Miss Jane, Jane Ann, Jane Ann Fisher, Romper Room, Rainbow House
 
 
Age

            I don't know when it happened.  I don't know how it happened.  Well, all right, I sort of know.  Oh, I knew it happened to people - other people though, not me.  I saw it happening every day all around me.  You suddenly bump into someone you've known all your life but haven't seen recently.  You smile, shake hands or hug and chat.  Afterwards, as you walk away, you think to yourself, "Wow!  Donald is sure showing his age.  How old is he anyhow?"  Then you remember;  he was a year behind you in school.  A pall descends on you, and just like that you don't want to think about it.  Ah, but it has a way of cornering you, of sneaking up and then leaping in an all out attack: 
the inevitable, devastating truth of impending old age. 

            It  wasn't so long ago when I first noticed one of my fingers just wasn't as straight as it used to be, and the knuckle, well, the knuckle was red and lumpy - swollen.  My hands weren't one of my better features to begin with.  Delicately tapered fingers capped with lustrous, elegant nails had not been doled out to me.  Didn't really matter; I did the best I could with what I had, but I didn't need red bumps - painful red bumps I might add, especially on damp, cold days.   

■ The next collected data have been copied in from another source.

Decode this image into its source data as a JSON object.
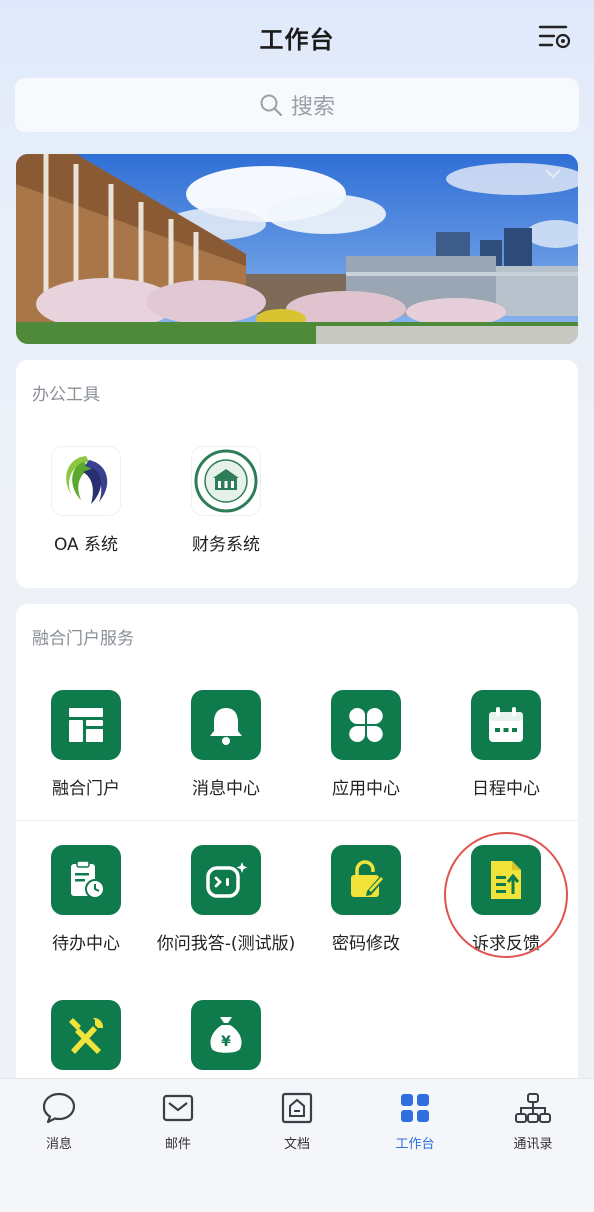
{
  "header": {
    "title": "工作台"
  },
  "search": {
    "placeholder": "搜索"
  },
  "office_tools": {
    "title": "办公工具",
    "apps": [
      {
        "label": "OA 系统",
        "icon": "oa-logo-icon"
      },
      {
        "label": "财务系统",
        "icon": "university-seal-icon"
      }
    ]
  },
  "portal_services": {
    "title": "融合门户服务",
    "apps": [
      {
        "label": "融合门户",
        "icon": "portal-layout-icon"
      },
      {
        "label": "消息中心",
        "icon": "bell-icon"
      },
      {
        "label": "应用中心",
        "icon": "clover-grid-icon"
      },
      {
        "label": "日程中心",
        "icon": "calendar-icon"
      },
      {
        "label": "待办中心",
        "icon": "clipboard-clock-icon"
      },
      {
        "label": "你问我答-(测试版)",
        "icon": "chatbot-icon"
      },
      {
        "label": "密码修改",
        "icon": "lock-edit-icon"
      },
      {
        "label": "诉求反馈",
        "icon": "document-upload-icon"
      },
      {
        "label": "",
        "icon": "tools-icon"
      },
      {
        "label": "",
        "icon": "money-bag-icon"
      }
    ]
  },
  "tabbar": {
    "items": [
      {
        "label": "消息",
        "icon": "chat-bubble-icon"
      },
      {
        "label": "邮件",
        "icon": "mail-icon"
      },
      {
        "label": "文档",
        "icon": "document-icon"
      },
      {
        "label": "工作台",
        "icon": "grid-icon",
        "active": true
      },
      {
        "label": "通讯录",
        "icon": "org-chart-icon"
      }
    ]
  },
  "colors": {
    "app_green": "#0f7a4b",
    "accent_yellow": "#f2e33a",
    "active_tab_blue": "#2f6fe0",
    "highlight_red": "#e0534f"
  }
}
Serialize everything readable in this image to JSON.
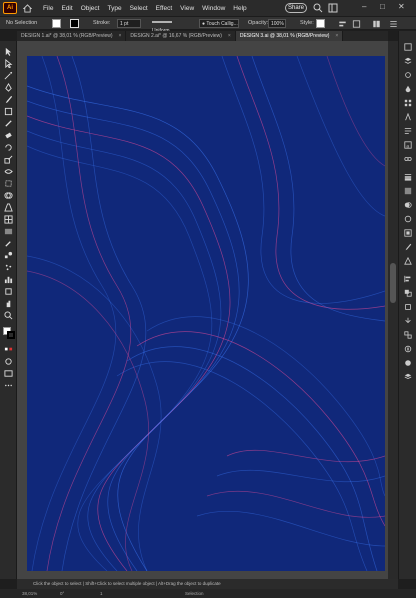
{
  "menubar": {
    "app_logo": "Ai",
    "items": [
      "File",
      "Edit",
      "Object",
      "Type",
      "Select",
      "Effect",
      "View",
      "Window",
      "Help"
    ],
    "share_label": "Share"
  },
  "controlbar": {
    "selection": "No Selection",
    "stroke_label": "Stroke:",
    "stroke_value": "1 pt",
    "profile": "Uniform",
    "brush": "Touch Callig...",
    "opacity_label": "Opacity:",
    "opacity_value": "100%",
    "style_label": "Style:"
  },
  "tabs": [
    {
      "label": "DESIGN 1.ai* @ 38,01 % (RGB/Preview)",
      "close": "×"
    },
    {
      "label": "DESIGN 2.ai* @ 16,67 % (RGB/Preview)",
      "close": "×"
    },
    {
      "label": "DESIGN 3.ai @ 38,01 % (RGB/Preview)",
      "close": "×"
    }
  ],
  "statusbar": {
    "text": "Click the object to select  |  Shift+Click to select multiple object  |  Alt+Drag the object to duplicate"
  },
  "bottombar": {
    "zoom": "38,01%",
    "rotation": "0°",
    "artboard": "1",
    "mode": "Selection"
  },
  "colors": {
    "artboard_bg": "#0f2a7a",
    "accent_pink": "#ff4f9b",
    "line_blue": "#3f7dff"
  }
}
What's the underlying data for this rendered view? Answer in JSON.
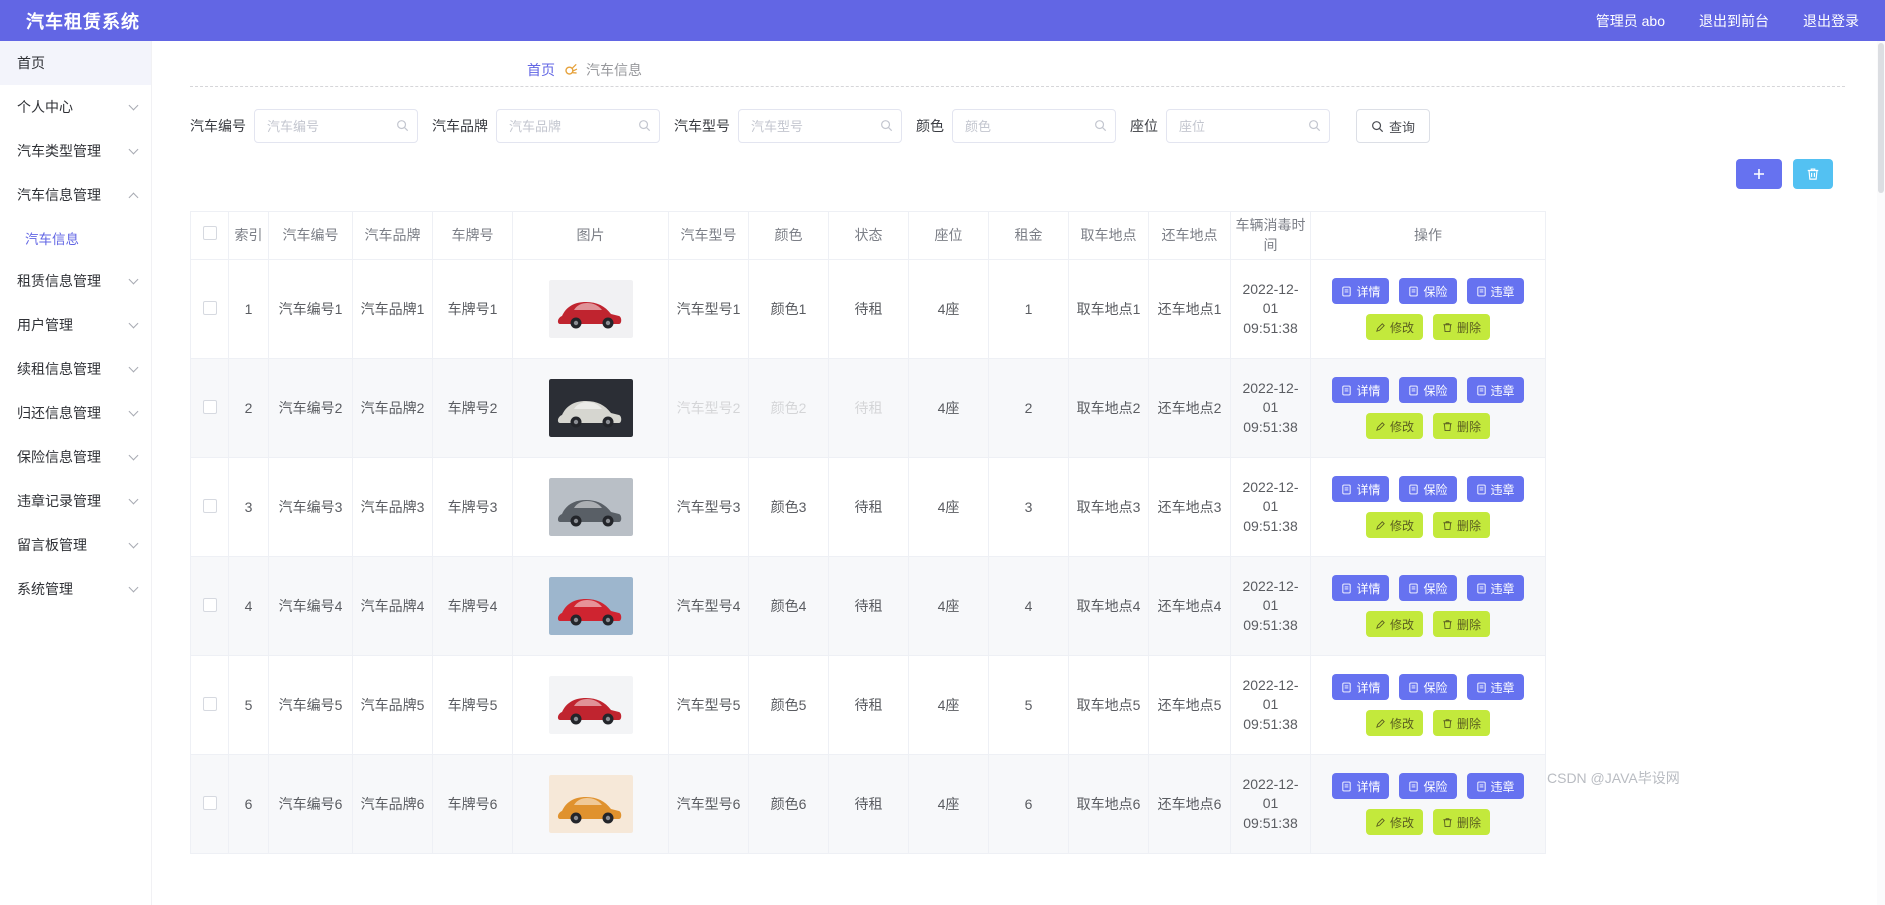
{
  "header": {
    "title": "汽车租赁系统",
    "user": "管理员 abo",
    "link_front": "退出到前台",
    "link_logout": "退出登录"
  },
  "sidebar": {
    "items": [
      {
        "label": "首页",
        "expandable": false,
        "home": true
      },
      {
        "label": "个人中心",
        "expandable": true
      },
      {
        "label": "汽车类型管理",
        "expandable": true
      },
      {
        "label": "汽车信息管理",
        "expandable": true,
        "expanded": true,
        "children": [
          {
            "label": "汽车信息",
            "active": true
          }
        ]
      },
      {
        "label": "租赁信息管理",
        "expandable": true
      },
      {
        "label": "用户管理",
        "expandable": true
      },
      {
        "label": "续租信息管理",
        "expandable": true
      },
      {
        "label": "归还信息管理",
        "expandable": true
      },
      {
        "label": "保险信息管理",
        "expandable": true
      },
      {
        "label": "违章记录管理",
        "expandable": true
      },
      {
        "label": "留言板管理",
        "expandable": true
      },
      {
        "label": "系统管理",
        "expandable": true
      }
    ]
  },
  "breadcrumb": {
    "home": "首页",
    "current": "汽车信息"
  },
  "filters": [
    {
      "label": "汽车编号",
      "placeholder": "汽车编号"
    },
    {
      "label": "汽车品牌",
      "placeholder": "汽车品牌"
    },
    {
      "label": "汽车型号",
      "placeholder": "汽车型号"
    },
    {
      "label": "颜色",
      "placeholder": "颜色"
    },
    {
      "label": "座位",
      "placeholder": "座位"
    }
  ],
  "toolbar": {
    "search_label": "查询"
  },
  "table": {
    "columns": [
      "索引",
      "汽车编号",
      "汽车品牌",
      "车牌号",
      "图片",
      "汽车型号",
      "颜色",
      "状态",
      "座位",
      "租金",
      "取车地点",
      "还车地点",
      "车辆消毒时间",
      "操作"
    ],
    "action_labels": {
      "detail": "详情",
      "insurance": "保险",
      "violation": "违章",
      "edit": "修改",
      "delete": "删除"
    },
    "rows": [
      {
        "index": "1",
        "code": "汽车编号1",
        "brand": "汽车品牌1",
        "plate": "车牌号1",
        "model": "汽车型号1",
        "color": "颜色1",
        "status": "待租",
        "seats": "4座",
        "rent": "1",
        "pickup": "取车地点1",
        "dropoff": "还车地点1",
        "time": "2022-12-01 09:51:38",
        "photo": {
          "bg": "#f1f1f3",
          "body": "#c0242f"
        }
      },
      {
        "index": "2",
        "code": "汽车编号2",
        "brand": "汽车品牌2",
        "plate": "车牌号2",
        "model": "汽车型号2",
        "color": "颜色2",
        "status": "待租",
        "seats": "4座",
        "rent": "2",
        "pickup": "取车地点2",
        "dropoff": "还车地点2",
        "time": "2022-12-01 09:51:38",
        "watermarked": true,
        "photo": {
          "bg": "#2b2e35",
          "body": "#d6d6d0"
        }
      },
      {
        "index": "3",
        "code": "汽车编号3",
        "brand": "汽车品牌3",
        "plate": "车牌号3",
        "model": "汽车型号3",
        "color": "颜色3",
        "status": "待租",
        "seats": "4座",
        "rent": "3",
        "pickup": "取车地点3",
        "dropoff": "还车地点3",
        "time": "2022-12-01 09:51:38",
        "photo": {
          "bg": "#b9bfc6",
          "body": "#595f66"
        }
      },
      {
        "index": "4",
        "code": "汽车编号4",
        "brand": "汽车品牌4",
        "plate": "车牌号4",
        "model": "汽车型号4",
        "color": "颜色4",
        "status": "待租",
        "seats": "4座",
        "rent": "4",
        "pickup": "取车地点4",
        "dropoff": "还车地点4",
        "time": "2022-12-01 09:51:38",
        "photo": {
          "bg": "#9db6cd",
          "body": "#cf2430"
        }
      },
      {
        "index": "5",
        "code": "汽车编号5",
        "brand": "汽车品牌5",
        "plate": "车牌号5",
        "model": "汽车型号5",
        "color": "颜色5",
        "status": "待租",
        "seats": "4座",
        "rent": "5",
        "pickup": "取车地点5",
        "dropoff": "还车地点5",
        "time": "2022-12-01 09:51:38",
        "photo": {
          "bg": "#f3f4f6",
          "body": "#c0242f"
        }
      },
      {
        "index": "6",
        "code": "汽车编号6",
        "brand": "汽车品牌6",
        "plate": "车牌号6",
        "model": "汽车型号6",
        "color": "颜色6",
        "status": "待租",
        "seats": "4座",
        "rent": "6",
        "pickup": "取车地点6",
        "dropoff": "还车地点6",
        "time": "2022-12-01 09:51:38",
        "photo": {
          "bg": "#f6e8d8",
          "body": "#e0922e"
        }
      }
    ]
  },
  "watermark": "CSDN @JAVA毕设网",
  "colors": {
    "accent": "#6266e4",
    "button_purple": "#6672f0",
    "button_green": "#c3e93c",
    "toolbar_blue": "#53c1f2"
  }
}
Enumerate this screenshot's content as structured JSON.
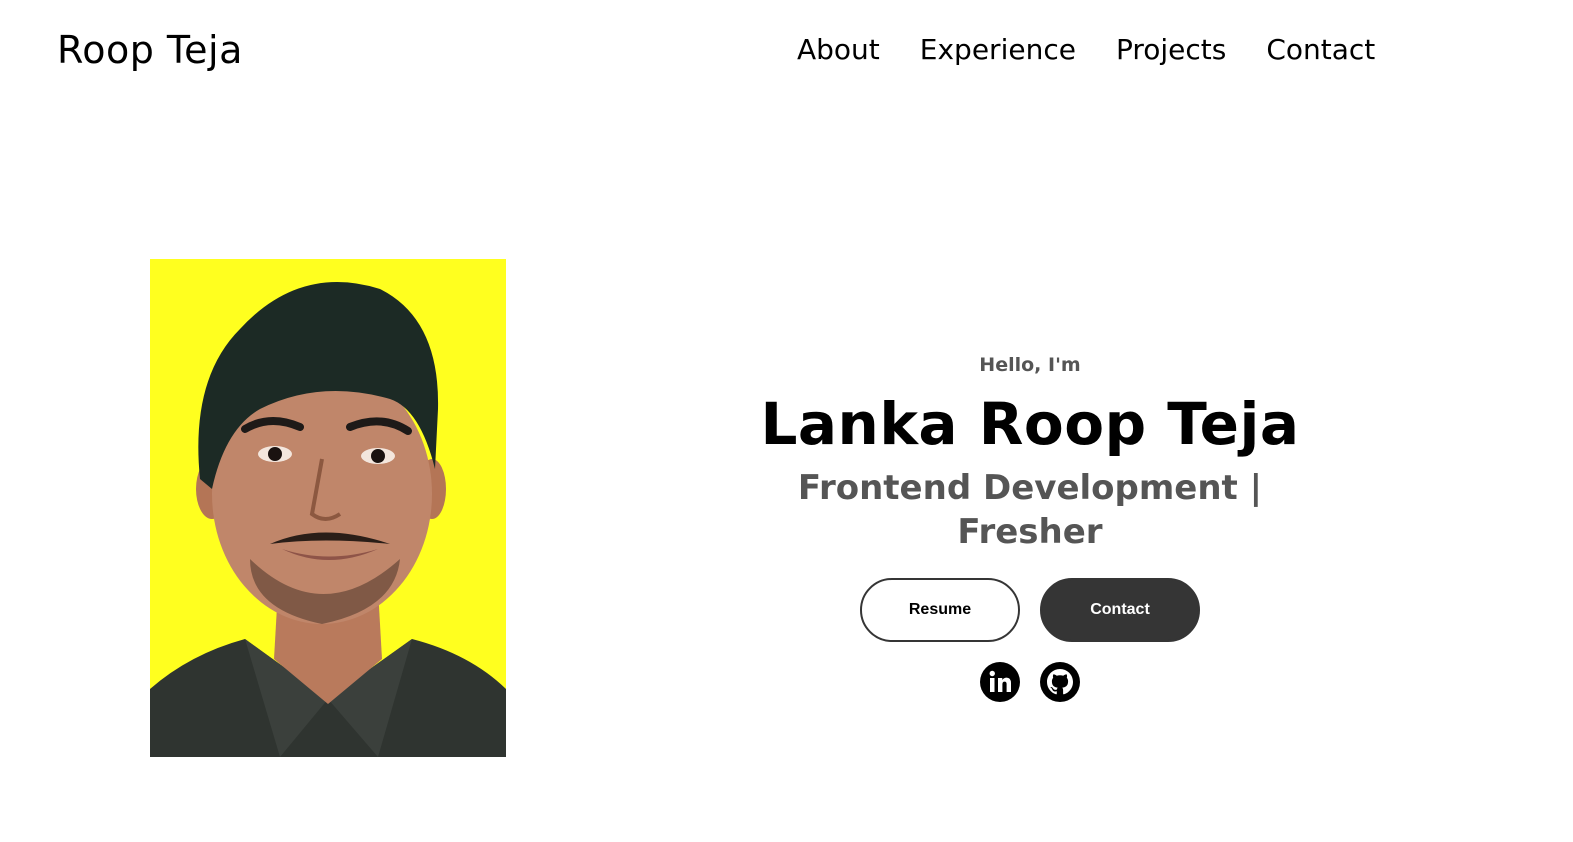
{
  "header": {
    "logo": "Roop Teja",
    "nav": [
      {
        "label": "About"
      },
      {
        "label": "Experience"
      },
      {
        "label": "Projects"
      },
      {
        "label": "Contact"
      }
    ]
  },
  "hero": {
    "greeting": "Hello, I'm",
    "name": "Lanka Roop Teja",
    "role": "Frontend Development | Fresher",
    "photo_alt": "profile-photo",
    "buttons": {
      "resume_label": "Resume",
      "contact_label": "Contact"
    },
    "socials": [
      {
        "icon": "linkedin-icon"
      },
      {
        "icon": "github-icon"
      }
    ]
  },
  "colors": {
    "background": "#ffffff",
    "photo_bg": "#ffff1f",
    "subtitle_gray": "#555555",
    "button_dark": "#353535"
  }
}
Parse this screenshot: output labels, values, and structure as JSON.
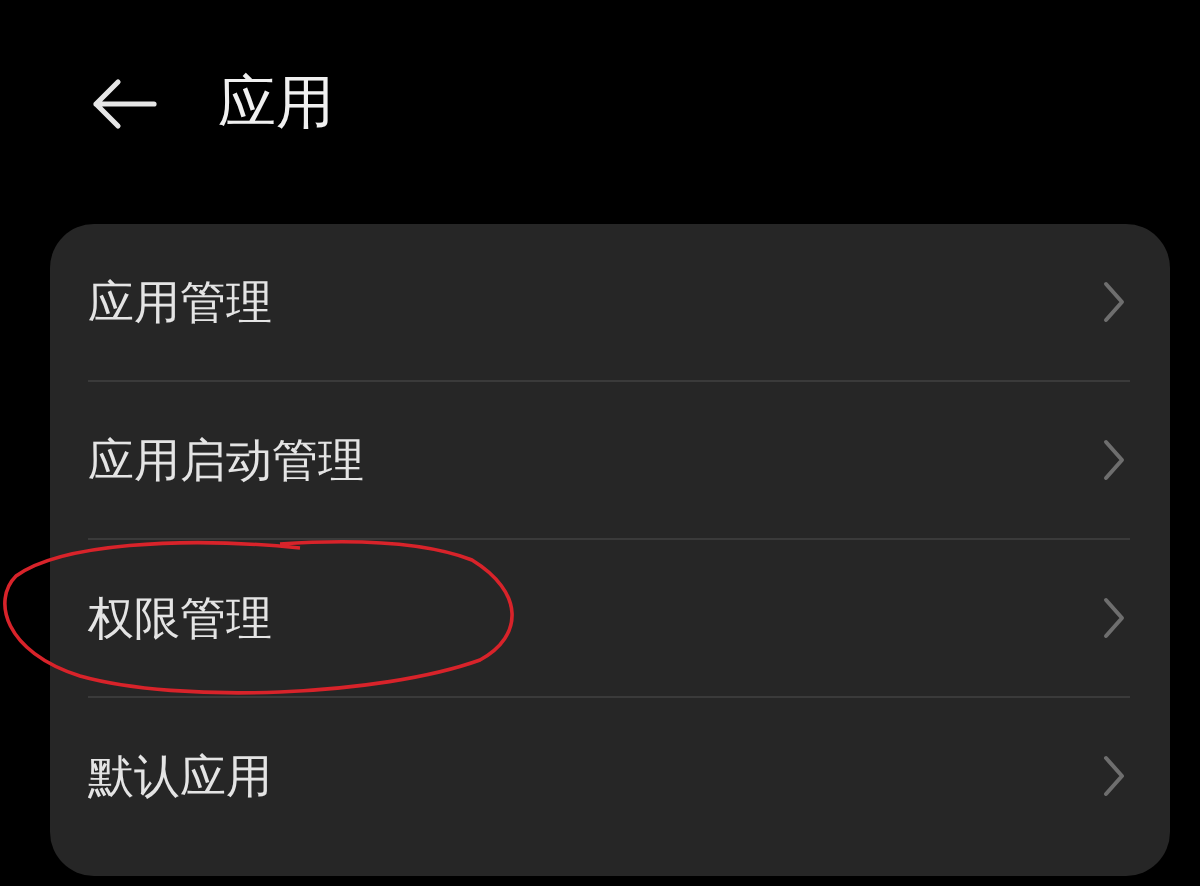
{
  "header": {
    "title": "应用"
  },
  "items": [
    {
      "label": "应用管理",
      "annotated": false
    },
    {
      "label": "应用启动管理",
      "annotated": false
    },
    {
      "label": "权限管理",
      "annotated": true
    },
    {
      "label": "默认应用",
      "annotated": false
    }
  ]
}
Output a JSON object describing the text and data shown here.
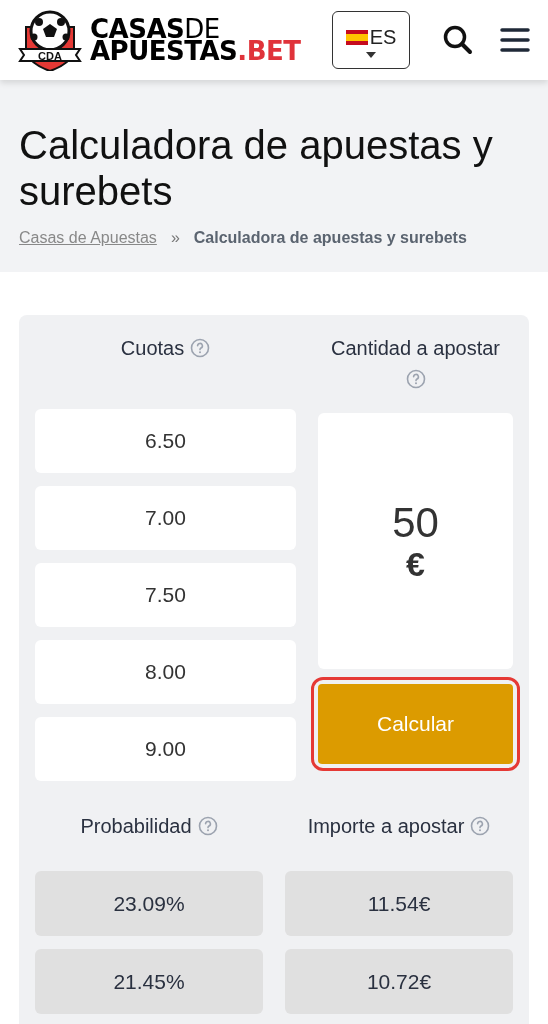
{
  "header": {
    "logo": {
      "badge": "CDA",
      "line1_bold": "CASAS",
      "line1_light": "DE",
      "line2_bold": "APUESTAS",
      "line2_accent": ".BET"
    },
    "language": {
      "code": "ES"
    }
  },
  "page_title": "Calculadora de apuestas y surebets",
  "breadcrumbs": [
    {
      "label": "Casas de Apuestas",
      "link": true
    },
    {
      "label": "Calculadora de apuestas y surebets",
      "link": false
    }
  ],
  "breadcrumb_separator": "»",
  "calculator": {
    "odds_label": "Cuotas",
    "amount_label": "Cantidad a apostar",
    "odds": [
      "6.50",
      "7.00",
      "7.50",
      "8.00",
      "9.00"
    ],
    "amount": "50",
    "currency": "€",
    "calculate_button": {
      "label": "Calcular",
      "focused": true
    },
    "probability_label": "Probabilidad",
    "stake_label": "Importe a apostar",
    "results": [
      {
        "probability": "23.09%",
        "stake": "11.54€"
      },
      {
        "probability": "21.45%",
        "stake": "10.72€"
      }
    ]
  }
}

            It was on one of those days as I was rubbing my fingers to ease the ache, I suddenly, with my mind's eye, saw Mrs. Amour.  Strange how some things come back to haunt you.  Mrs. Amour had been my fourth-grade mathematics teacher - except back then it was called plain old arithmetic.  Regardless of what it was called, it was a subject the intricacies forever eluded me and automatically instilled in me a gripping fear of Mrs. Amour.  She was old.  Please keep in mind that was from the viewpoint of a nine-year-old.  Now, of course, I realize she was probably just somewhere in her mid-forties.  Every day she gave us a problem to work on silently at our desks, then she would prowl the room, a ruler clenched in her hand, stopping to peer over the shoulder of some panicky, perspiring, hopelessly lost child - usually me.  Heart pounding, I would pray silently, "Please, God, let her stop by Dora, not me.  Please, please, please! 

               Someday I hope to ask God why He apparently ignored my plea, because inevitably - inevitably - she would stop at my desk.  "What are you doing, child?" she'd sigh.  Then, with her ruler she'd point out various numbers on my paper with rapid-fire directions that I couldn't possibly follow, even if I had been listening - which I hadn't.  I was too busy and appalled staring at her fingers curled around the ruler.  Yep!  Red bumps all across her knuckles.  I thought they were probably the result of the tight grip she had on that ruler as she hit little kids.  Well, it's retribution, that's what it is!  Punishment!  Not only did God totally ignore my prayer back then, but as the years passed, He bestowed upon me Mrs. Amour's bumpy, red knuckles.   

            I wish it had stopped there, but it never does, does it?  I try to avoid mirrors, but if I in a casual moment catch a glimpse of my reflection, it's a stranger looking back at me.  Oh, my word, there I am!  The human version of a shar-pey, those poor wrinkled dogs.  Where did all those lines come from?  Where did my lips go, and what is that dumpling doing under my chin?  Good grief!  And to think I go out in public! 

            Ah, but I have learned something.  I am still me.  Age is just an illusion.  Look into the eyes of an 80- or 90-year-old.  Do you know what you will see?  You will see the soul:  never changing, forever young.  No one, nothing can change or destroy the child who lives within us all.  Oh, and by the way, I never saw Mrs. Amour hit anyone.